Si Héctor hubiera mostrado una genuina preocupación por su hijo, podría haber propuesto un intercambio equitativo. Pero su petición unilateral carecía de sentido. ¿Por qué habría de ceder algo sin recibir nada a cambio?
La incredulidad transformó el rostro de Héctor en una máscara de indignación.
—¡Mi hijo está gravemente herido por haberlos salvado a ustedes! —bramó, su voz teñida de una mezcla de rabia e incomprensión ante tal muestra de ingratitud.

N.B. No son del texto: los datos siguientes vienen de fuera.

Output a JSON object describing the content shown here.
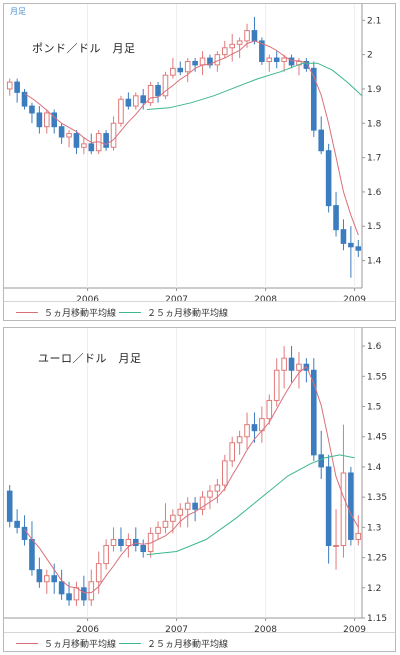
{
  "chart_data": [
    {
      "type": "candlestick",
      "title": "ポンド／ドル　月足",
      "corner_label": "月足",
      "ylim": [
        1.32,
        2.13
      ],
      "y_ticks": [
        "1.4",
        "1.5",
        "1.6",
        "1.7",
        "1.8",
        "1.9",
        "2",
        "2.1"
      ],
      "x_ticks": [
        "2006",
        "2007",
        "2008",
        "2009"
      ],
      "x_tick_index": [
        11,
        23,
        35,
        47
      ],
      "legend": [
        {
          "label": "５ヵ月移動平均線",
          "color": "#d9707a"
        },
        {
          "label": "２５ヵ月移動平均線",
          "color": "#3cb88c"
        }
      ],
      "up_color": "#e07a7a",
      "down_color": "#3b7dbf",
      "ma5_color": "#d9707a",
      "ma25_color": "#3cb88c",
      "candles": [
        [
          1.9,
          1.93,
          1.88,
          1.92
        ],
        [
          1.92,
          1.93,
          1.86,
          1.89
        ],
        [
          1.89,
          1.9,
          1.84,
          1.85
        ],
        [
          1.85,
          1.86,
          1.8,
          1.83
        ],
        [
          1.83,
          1.85,
          1.77,
          1.79
        ],
        [
          1.79,
          1.84,
          1.77,
          1.83
        ],
        [
          1.83,
          1.84,
          1.77,
          1.79
        ],
        [
          1.79,
          1.8,
          1.74,
          1.76
        ],
        [
          1.76,
          1.78,
          1.73,
          1.77
        ],
        [
          1.77,
          1.78,
          1.71,
          1.73
        ],
        [
          1.73,
          1.76,
          1.71,
          1.74
        ],
        [
          1.74,
          1.77,
          1.71,
          1.72
        ],
        [
          1.72,
          1.78,
          1.71,
          1.77
        ],
        [
          1.77,
          1.78,
          1.72,
          1.73
        ],
        [
          1.73,
          1.82,
          1.72,
          1.8
        ],
        [
          1.8,
          1.88,
          1.79,
          1.87
        ],
        [
          1.87,
          1.89,
          1.84,
          1.85
        ],
        [
          1.85,
          1.89,
          1.84,
          1.88
        ],
        [
          1.88,
          1.9,
          1.84,
          1.86
        ],
        [
          1.86,
          1.92,
          1.85,
          1.91
        ],
        [
          1.91,
          1.92,
          1.86,
          1.88
        ],
        [
          1.88,
          1.95,
          1.87,
          1.94
        ],
        [
          1.94,
          1.99,
          1.93,
          1.96
        ],
        [
          1.96,
          1.98,
          1.94,
          1.95
        ],
        [
          1.95,
          1.99,
          1.92,
          1.98
        ],
        [
          1.98,
          1.99,
          1.95,
          1.97
        ],
        [
          1.97,
          2.01,
          1.94,
          1.99
        ],
        [
          1.99,
          2.0,
          1.96,
          1.97
        ],
        [
          1.97,
          2.01,
          1.95,
          2.0
        ],
        [
          2.0,
          2.04,
          1.99,
          2.02
        ],
        [
          2.02,
          2.06,
          1.98,
          2.03
        ],
        [
          2.03,
          2.05,
          1.99,
          2.04
        ],
        [
          2.04,
          2.09,
          2.02,
          2.07
        ],
        [
          2.07,
          2.11,
          2.03,
          2.04
        ],
        [
          2.04,
          2.05,
          1.97,
          1.98
        ],
        [
          1.98,
          2.0,
          1.95,
          1.99
        ],
        [
          1.99,
          2.01,
          1.96,
          1.98
        ],
        [
          1.98,
          2.0,
          1.95,
          1.99
        ],
        [
          1.99,
          2.0,
          1.96,
          1.97
        ],
        [
          1.97,
          1.99,
          1.94,
          1.98
        ],
        [
          1.98,
          1.99,
          1.95,
          1.96
        ],
        [
          1.96,
          1.98,
          1.76,
          1.78
        ],
        [
          1.78,
          1.82,
          1.71,
          1.72
        ],
        [
          1.72,
          1.74,
          1.54,
          1.56
        ],
        [
          1.56,
          1.6,
          1.47,
          1.49
        ],
        [
          1.49,
          1.52,
          1.43,
          1.45
        ],
        [
          1.45,
          1.5,
          1.35,
          1.44
        ],
        [
          1.44,
          1.46,
          1.41,
          1.43
        ]
      ],
      "ma25": [
        [
          19,
          1.84
        ],
        [
          22,
          1.845
        ],
        [
          25,
          1.86
        ],
        [
          28,
          1.88
        ],
        [
          31,
          1.905
        ],
        [
          34,
          1.93
        ],
        [
          37,
          1.95
        ],
        [
          40,
          1.975
        ],
        [
          42,
          1.975
        ],
        [
          44,
          1.955
        ],
        [
          46,
          1.92
        ],
        [
          48,
          1.88
        ]
      ]
    },
    {
      "type": "candlestick",
      "title": "ユーロ／ドル　月足",
      "ylim": [
        1.15,
        1.62
      ],
      "y_ticks": [
        "1.15",
        "1.2",
        "1.25",
        "1.3",
        "1.35",
        "1.4",
        "1.45",
        "1.5",
        "1.55",
        "1.6"
      ],
      "x_ticks": [
        "2006",
        "2007",
        "2008",
        "2009"
      ],
      "x_tick_index": [
        11,
        23,
        35,
        47
      ],
      "legend": [
        {
          "label": "５ヵ月移動平均線",
          "color": "#d9707a"
        },
        {
          "label": "２５ヵ月移動平均線",
          "color": "#3cb88c"
        }
      ],
      "up_color": "#e07a7a",
      "down_color": "#3b7dbf",
      "ma5_color": "#d9707a",
      "ma25_color": "#3cb88c",
      "candles": [
        [
          1.36,
          1.37,
          1.3,
          1.31
        ],
        [
          1.31,
          1.33,
          1.29,
          1.3
        ],
        [
          1.3,
          1.32,
          1.27,
          1.28
        ],
        [
          1.28,
          1.31,
          1.22,
          1.23
        ],
        [
          1.23,
          1.25,
          1.2,
          1.21
        ],
        [
          1.21,
          1.23,
          1.19,
          1.22
        ],
        [
          1.22,
          1.24,
          1.19,
          1.21
        ],
        [
          1.21,
          1.23,
          1.18,
          1.19
        ],
        [
          1.19,
          1.21,
          1.17,
          1.18
        ],
        [
          1.18,
          1.21,
          1.17,
          1.2
        ],
        [
          1.2,
          1.22,
          1.17,
          1.18
        ],
        [
          1.18,
          1.23,
          1.17,
          1.21
        ],
        [
          1.21,
          1.26,
          1.19,
          1.24
        ],
        [
          1.24,
          1.28,
          1.23,
          1.27
        ],
        [
          1.27,
          1.3,
          1.26,
          1.28
        ],
        [
          1.28,
          1.3,
          1.26,
          1.27
        ],
        [
          1.27,
          1.29,
          1.25,
          1.28
        ],
        [
          1.28,
          1.3,
          1.26,
          1.27
        ],
        [
          1.27,
          1.28,
          1.25,
          1.26
        ],
        [
          1.26,
          1.3,
          1.25,
          1.29
        ],
        [
          1.29,
          1.31,
          1.28,
          1.3
        ],
        [
          1.3,
          1.34,
          1.29,
          1.31
        ],
        [
          1.31,
          1.33,
          1.29,
          1.32
        ],
        [
          1.32,
          1.34,
          1.3,
          1.33
        ],
        [
          1.33,
          1.35,
          1.3,
          1.34
        ],
        [
          1.34,
          1.35,
          1.31,
          1.33
        ],
        [
          1.33,
          1.36,
          1.32,
          1.35
        ],
        [
          1.35,
          1.37,
          1.33,
          1.36
        ],
        [
          1.36,
          1.38,
          1.34,
          1.37
        ],
        [
          1.37,
          1.42,
          1.36,
          1.41
        ],
        [
          1.41,
          1.45,
          1.4,
          1.44
        ],
        [
          1.44,
          1.46,
          1.42,
          1.45
        ],
        [
          1.45,
          1.49,
          1.43,
          1.47
        ],
        [
          1.47,
          1.49,
          1.44,
          1.46
        ],
        [
          1.46,
          1.5,
          1.44,
          1.48
        ],
        [
          1.48,
          1.52,
          1.47,
          1.51
        ],
        [
          1.51,
          1.58,
          1.5,
          1.56
        ],
        [
          1.56,
          1.6,
          1.53,
          1.58
        ],
        [
          1.58,
          1.6,
          1.54,
          1.56
        ],
        [
          1.56,
          1.59,
          1.53,
          1.57
        ],
        [
          1.57,
          1.58,
          1.54,
          1.56
        ],
        [
          1.56,
          1.58,
          1.41,
          1.42
        ],
        [
          1.42,
          1.46,
          1.38,
          1.4
        ],
        [
          1.4,
          1.42,
          1.24,
          1.27
        ],
        [
          1.27,
          1.33,
          1.23,
          1.27
        ],
        [
          1.27,
          1.47,
          1.25,
          1.39
        ],
        [
          1.39,
          1.4,
          1.27,
          1.28
        ],
        [
          1.28,
          1.32,
          1.27,
          1.29
        ]
      ],
      "ma25": [
        [
          19,
          1.255
        ],
        [
          23,
          1.26
        ],
        [
          27,
          1.28
        ],
        [
          31,
          1.315
        ],
        [
          35,
          1.355
        ],
        [
          38,
          1.385
        ],
        [
          41,
          1.405
        ],
        [
          43,
          1.415
        ],
        [
          45,
          1.42
        ],
        [
          47,
          1.415
        ]
      ]
    }
  ]
}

Alejandro mantuvo su expresión impasible, sus ojos reflejando un desinterés casi estudiado.
—¿Y eso qué? Yo nunca le pedí que me salvara.
La respuesta cayó como un mazazo sobre Héctor, dejándolo momentáneamente sin palabras, ahogado en su propia frustración. Sus ojos, brillantes de furia contenida, se clavaron entonces en mí.
—Luz, Simón arriesgó su vida por salvarte —su voz adoptó un tono calculador—. Si tuvieras un poco de decencia, no tratarías así a su padre.
Era un intento burdo de manipulación. Héctor pretendía usarme como palanca para presionar a Alejandro, con la esperanza de que yo pudiera persuadirlo de ceder el proyecto.
Pero mi brújula moral apuntaba en otra dirección. Aunque Simón se había puesto en peligro por mí, eso no me convertía en deudora de Héctor, un hombre que demostraba más interés por sus negocios que por el bienestar de su propio hijo.
"¿Por qué habría de sentir compasión por alguien que no la siente ni por su propia sangre?"
Sostuve la mirada de Héctor y, con la misma indiferencia que Alejandro, respondí:
—¿Y eso qué? Yo tampoco le pedí que me salvara.
Mi respuesta pareció golpearlo con más fuerza que la de Alejandro. Sus labios temblaron, incapaces de formar palabras coherentes.
"La hipocresía tiene muchas caras, pero pocas tan perfectamente pulidas como la suya."
—No cuidar a un hijo ya es un pecado —continué—, pero abandonarlo y desear su muerte es algo mucho peor. ¡Una madre como usted es toda una rareza!
—Cuando se enteró de que Simón estaba en problemas, ¿no se alegró en secreto? ¿No sintió alivio al pensar que así no tendría que ensuciarse las manos?
Mi formación en psicología y la experiencia con mi propia madre me permitían visualizar con claridad las emociones que Jacinta debió experimentar al enterarse del accidente de Simón, sin necesidad de haberlo presenciado.
—Y ahora viene a exigir justicia por él, fingiendo un amor que jamás existió. Eso es repugnante, y usted no tiene ningún derecho a juzgar a nadie.
"Siempre creí que mi madre era única en su especie, un ejemplar difícil de encontrar. Pero usted, señora Ayala, ha superado todas mis expectativas."
No sabía si el destino o alguna broma cósmica había entrelazado mi camino con el de Simón, pero ambos compartíamos la peculiaridad de haber nacido en familias que desafiaban cualquier definición de normalidad.